Alas, we are cured, it seems. We think little of hell today. Heaven fares better. More believe in heaven than hell, surveys say – which does not, of course, make hell the less; it only moves it further from our thoughts.

American religion has turned “this-worldly,” but at a loss we hardly fathom.

The late Nobel poet Czeslaw Milosz mused over this.

“Have we really lost our faith in that other space?/ Have they vanished forever, both Heaven and Hell?/ Without unearthly meadows how to meet salvation?/ And where will the damned find suitable quarters?/…Let us implore that it be returned to us/ That second space.”

Religious communities are caretakers of second-space words. We must be on a break.

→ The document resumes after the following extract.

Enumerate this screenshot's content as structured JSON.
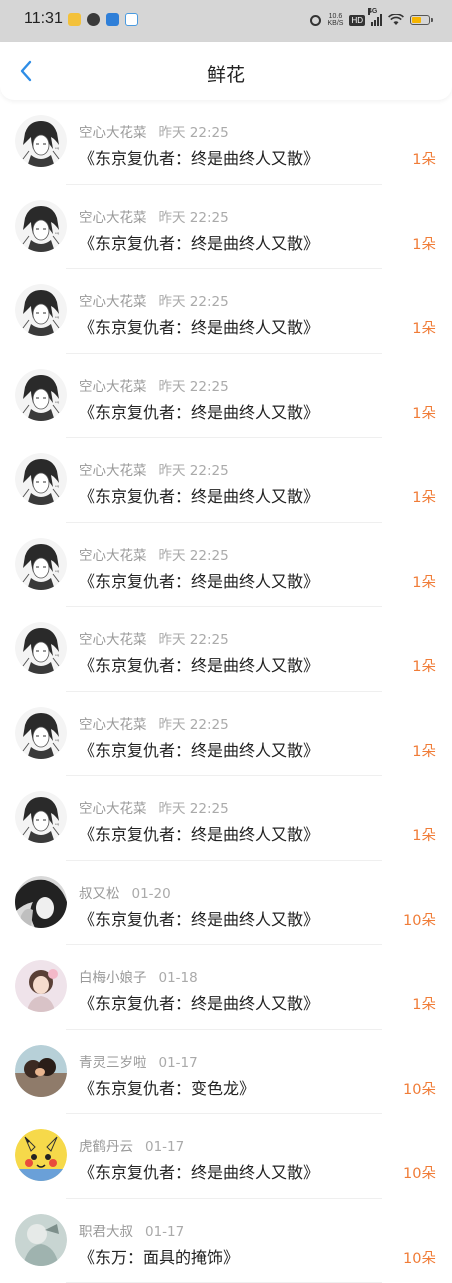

“Why don’t you ever preach on hell?” one woman has asked me more than once. My reply is cute but curt: “I’m too busy bringing down heaven to raise hell.”

The power of heaven to compel us, however, need not exclude the power of hell to repel us. Love-based religion beats fear-based any day, but judgment and mercy are not mortal enemies (or immortal ones either!). Mercy is moot without judgment, just as love without fear is sentimental.

Take care, however, when over-enthusing over the return of hell. The Bible holds hell before the eyes of the faithful as a reminder against presumption. It does not fantasize about all the evildoers that will end up there, vindicating at last those of us who “deserve” heaven – we being the do-gooders, of course.

All live under judgment, even if all judgement lives under grace.

I am suspicious of any who are cocksure that hell will be full, or empty, or non-existent. The latter two alternatives would please me fine, and I pray that God’s love will win over all friends and enemies at last.

Like anyone else, I too hope against hell. Much as I would like to do without it, though, without it my passion might cool. Hell keeps the heat on. And it keeps me looking up.